Can You Pay Off One Credit Card With Another Credit Card?
Cash advances and balance transfers can both serve as alternate methods to pay off a credit card balance. Read on to learn about each option along with their pros and cons.
In this article:
- Can You Pay a Credit Card Bill With Another Credit Card?
- How Can You Use One Credit Card to Pay Another?
- How to Pay a Credit Card With a Cash Advance
- Using a Balance Transfer to Pay Another Credit Card
- The Pros of Using One Credit Card to Pay Another
- The Cons of Using One Credit Card to Pay Another
- Final Thoughts on Using One Credit Card to Pay Another
No, typically you cannot directly pay off a credit card using another as your form of payment. However, you can do so indirectly.
There are two credit card resources that you can use to pay the balance of another.
There are a couple ways you can use one credit card to pay the balance of another:
1. Taking out a cash advance.
2. Using a balance transfer.
Knowing what these options entail, as well as the pros and cons of each, can help you decide if either approach is the right financial move for you.
A cash advance is a short-term loan from a credit card issuer, allowing a cardholder to use their credit card at an ATM or bank to take out cash against their line of credit for immediate use.
Cardholders may choose to take out a cash advance on one credit card, deposit those funds into a bank account, and then use them to then pay off the balance of another credit card. The main thing to remember, however, is that a cash advance is a loan from the credit issuer, so it must be paid back with interest.
A balance transfer is exactly what it sounds like: transferring the balance of one credit card to another card. Credit card companies may offer cardholders the opportunity to transfer other credit card balances to their account with them—oftentimes with low- or no-interest introductory rates—or cardholders may apply for a new card that allows them to transfer a different balance to the new one.
The idea is the cardholder takes the balance from a higher-interest card and transfers it to a different or new account with a lower interest rate. Depending on how much is transferred, this option allows cardholders to clear the balance of one credit card by transferring it to another, which they are now responsible for paying as one balance.
Done responsibly, there are some benefits to using a cash advance or a balance transfer to pay off a credit card bill.
- Pros of cash advances
Taking out a cash advance provides you immediate access to cash that you may not have had, allowing you to pay off your balance quickly and avoid interest charges or late payment fees on that balance.
- Pros of balance transfers
Balance transfers allow you to simplify your finances by consolidating multiple accounts into one, reducing the chance of forgetting or making a late payment.
Plus, if you get a low- or no-interest introductory period with your balance transfer, you have the opportunity to pay less interest on debt that was originally on an account with a higher rate, saving you money and allowing you to pay off your debt quicker.
There are also potential disadvantages to using a cash advance or a balance transfer to pay off a credit card bill.
- Cons of cash advances
There are plenty of potential downsides to taking out a cash advance to pay a credit card bill.

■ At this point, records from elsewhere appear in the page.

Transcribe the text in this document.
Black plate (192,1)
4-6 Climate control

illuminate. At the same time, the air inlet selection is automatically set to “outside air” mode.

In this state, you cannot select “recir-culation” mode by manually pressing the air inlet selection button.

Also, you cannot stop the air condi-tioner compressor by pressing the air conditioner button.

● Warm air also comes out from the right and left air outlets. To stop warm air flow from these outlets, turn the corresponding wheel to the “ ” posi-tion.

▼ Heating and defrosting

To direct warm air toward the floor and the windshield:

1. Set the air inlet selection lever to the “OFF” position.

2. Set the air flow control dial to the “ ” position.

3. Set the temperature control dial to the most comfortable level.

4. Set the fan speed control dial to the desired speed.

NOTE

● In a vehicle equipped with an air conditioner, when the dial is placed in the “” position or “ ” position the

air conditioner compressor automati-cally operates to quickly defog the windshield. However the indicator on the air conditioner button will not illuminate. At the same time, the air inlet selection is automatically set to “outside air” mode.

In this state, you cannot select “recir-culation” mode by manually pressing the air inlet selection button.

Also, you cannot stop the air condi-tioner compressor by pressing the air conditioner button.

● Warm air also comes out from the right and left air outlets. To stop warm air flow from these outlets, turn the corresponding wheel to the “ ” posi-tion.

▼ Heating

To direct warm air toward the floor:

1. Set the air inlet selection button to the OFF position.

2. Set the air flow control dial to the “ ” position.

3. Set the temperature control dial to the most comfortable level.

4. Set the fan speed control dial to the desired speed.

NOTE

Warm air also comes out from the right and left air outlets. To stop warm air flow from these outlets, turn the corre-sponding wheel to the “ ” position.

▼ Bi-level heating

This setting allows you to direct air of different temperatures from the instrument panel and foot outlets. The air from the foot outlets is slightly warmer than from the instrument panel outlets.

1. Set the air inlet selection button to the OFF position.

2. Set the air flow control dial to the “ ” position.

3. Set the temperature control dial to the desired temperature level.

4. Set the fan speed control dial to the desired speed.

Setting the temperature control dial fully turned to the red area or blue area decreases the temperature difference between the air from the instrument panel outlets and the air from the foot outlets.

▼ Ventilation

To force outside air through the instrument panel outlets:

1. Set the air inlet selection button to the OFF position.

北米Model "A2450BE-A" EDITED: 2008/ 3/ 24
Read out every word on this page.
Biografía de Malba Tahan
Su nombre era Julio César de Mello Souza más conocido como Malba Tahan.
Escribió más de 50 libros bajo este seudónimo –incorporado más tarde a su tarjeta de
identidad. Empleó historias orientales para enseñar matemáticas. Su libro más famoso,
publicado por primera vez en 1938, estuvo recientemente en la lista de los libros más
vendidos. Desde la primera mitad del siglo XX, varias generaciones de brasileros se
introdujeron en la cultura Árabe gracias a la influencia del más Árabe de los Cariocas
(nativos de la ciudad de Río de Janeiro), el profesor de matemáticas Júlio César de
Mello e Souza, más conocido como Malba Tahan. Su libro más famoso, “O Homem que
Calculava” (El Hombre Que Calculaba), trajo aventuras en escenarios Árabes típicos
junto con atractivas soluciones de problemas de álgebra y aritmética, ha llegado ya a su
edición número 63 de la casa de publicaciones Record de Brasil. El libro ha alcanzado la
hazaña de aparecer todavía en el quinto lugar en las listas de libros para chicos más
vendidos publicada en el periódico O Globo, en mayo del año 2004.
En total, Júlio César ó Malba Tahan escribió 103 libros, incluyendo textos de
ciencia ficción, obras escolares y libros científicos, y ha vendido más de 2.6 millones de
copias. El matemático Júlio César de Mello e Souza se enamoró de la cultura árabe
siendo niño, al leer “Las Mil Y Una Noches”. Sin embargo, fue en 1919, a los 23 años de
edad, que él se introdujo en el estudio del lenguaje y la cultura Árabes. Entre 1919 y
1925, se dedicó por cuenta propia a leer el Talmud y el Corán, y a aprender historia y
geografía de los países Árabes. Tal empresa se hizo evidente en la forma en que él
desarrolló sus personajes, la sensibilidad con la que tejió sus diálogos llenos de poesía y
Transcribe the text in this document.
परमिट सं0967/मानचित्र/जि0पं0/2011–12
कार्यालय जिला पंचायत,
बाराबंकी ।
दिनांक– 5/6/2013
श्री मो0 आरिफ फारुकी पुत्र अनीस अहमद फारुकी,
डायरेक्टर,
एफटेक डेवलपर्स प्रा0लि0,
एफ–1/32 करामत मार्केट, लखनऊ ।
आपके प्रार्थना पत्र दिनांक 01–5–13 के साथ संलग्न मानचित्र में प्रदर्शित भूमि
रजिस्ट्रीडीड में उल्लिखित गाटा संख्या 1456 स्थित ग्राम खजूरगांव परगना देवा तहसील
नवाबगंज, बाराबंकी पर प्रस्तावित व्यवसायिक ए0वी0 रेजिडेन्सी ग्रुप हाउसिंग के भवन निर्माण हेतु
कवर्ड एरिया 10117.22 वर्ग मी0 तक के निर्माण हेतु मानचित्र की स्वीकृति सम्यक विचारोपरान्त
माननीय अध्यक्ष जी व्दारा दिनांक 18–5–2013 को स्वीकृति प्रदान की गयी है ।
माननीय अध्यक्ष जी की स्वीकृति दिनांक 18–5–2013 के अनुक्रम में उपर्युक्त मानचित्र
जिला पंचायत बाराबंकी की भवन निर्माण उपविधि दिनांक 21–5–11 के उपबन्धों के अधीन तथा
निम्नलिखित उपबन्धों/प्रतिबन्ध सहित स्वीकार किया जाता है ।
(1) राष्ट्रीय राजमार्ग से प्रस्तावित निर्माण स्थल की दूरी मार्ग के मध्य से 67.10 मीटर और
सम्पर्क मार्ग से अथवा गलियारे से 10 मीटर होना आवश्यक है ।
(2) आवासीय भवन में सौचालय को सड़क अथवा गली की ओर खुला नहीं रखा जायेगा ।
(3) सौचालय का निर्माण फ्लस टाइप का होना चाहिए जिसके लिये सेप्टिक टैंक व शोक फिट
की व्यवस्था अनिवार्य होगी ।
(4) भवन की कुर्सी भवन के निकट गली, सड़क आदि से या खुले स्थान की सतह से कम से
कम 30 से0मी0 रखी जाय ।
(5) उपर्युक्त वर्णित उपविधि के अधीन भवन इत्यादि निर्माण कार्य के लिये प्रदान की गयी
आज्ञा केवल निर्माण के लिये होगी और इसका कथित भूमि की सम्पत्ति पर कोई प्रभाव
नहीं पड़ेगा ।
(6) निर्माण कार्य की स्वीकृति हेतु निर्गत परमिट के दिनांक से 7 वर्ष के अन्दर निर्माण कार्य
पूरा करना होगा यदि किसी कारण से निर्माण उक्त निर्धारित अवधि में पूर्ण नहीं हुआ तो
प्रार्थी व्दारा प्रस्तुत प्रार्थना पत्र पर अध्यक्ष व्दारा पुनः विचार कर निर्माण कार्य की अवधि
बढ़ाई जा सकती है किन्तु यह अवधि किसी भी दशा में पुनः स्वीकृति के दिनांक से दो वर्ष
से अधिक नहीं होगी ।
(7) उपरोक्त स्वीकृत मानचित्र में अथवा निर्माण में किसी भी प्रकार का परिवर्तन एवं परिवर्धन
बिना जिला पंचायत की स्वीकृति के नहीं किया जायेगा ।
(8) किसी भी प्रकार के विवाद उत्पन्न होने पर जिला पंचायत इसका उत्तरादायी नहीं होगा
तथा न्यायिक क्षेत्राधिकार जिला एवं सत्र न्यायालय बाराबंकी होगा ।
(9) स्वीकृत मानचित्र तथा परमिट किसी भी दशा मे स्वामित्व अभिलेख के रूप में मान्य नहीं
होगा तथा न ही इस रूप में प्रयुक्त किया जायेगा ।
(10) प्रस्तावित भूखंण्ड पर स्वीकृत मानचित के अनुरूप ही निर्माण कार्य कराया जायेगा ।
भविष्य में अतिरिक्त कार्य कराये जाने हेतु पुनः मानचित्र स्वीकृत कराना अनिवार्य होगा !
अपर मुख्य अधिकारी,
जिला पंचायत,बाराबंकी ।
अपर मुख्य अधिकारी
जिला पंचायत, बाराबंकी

Primarily, it’s important to remember that cash advances are loans and must be paid back as such. They typically come with high interest rates and additional fees—such as cash advance fees and ATM fees—and usually do not come with any grace period, meaning interest starts accruing right away. All in all, cash advances can be very expensive and, without a proper plan in place to pay it off, can lead to additional credit card debt.
- Cons of balance transfers
Balance transfers also come with potential risks. They do not reduce debt, they simply move it from one account to another. They also potentially come with fees such as balance transfer fees, and—if the balance hasn’t been fully paid off during the introductory rate time period—the remaining amount will begin accruing interest charges. Plus, the lower promotional interest rate may only apply to the balance transferred and not any subsequent purchases. All of this means that a balance transfer could be expensive and potentially lead to additional debt.
Balance transfers can also potentially cause your credit score to go down. If you opened a new credit card to complete the balance transfer, a hard inquiry was likely made when the credit issuer reviewed your credit report as part of the application process. Each hard inquiry typically lowers your credit score by five points or less.
Also, once the transfer is complete, be sure to pay close attention to your credit utilization ratio as this can impact your credit score.
While balance transfers and cash advances can both be short-term solutions to paying off credit card debt, they are not a replacement for healthy financial planning and management as they both come with long-term risks. The best way to pay down credit card debt and build a healthy credit score, after all, is by making timely payments every month of at least the minimum amount due. However, if you do choose to explore one of these options to pay off your credit card bill, it’s important to do your homework first and weigh the pros and cons based on your financial situation before committing to them.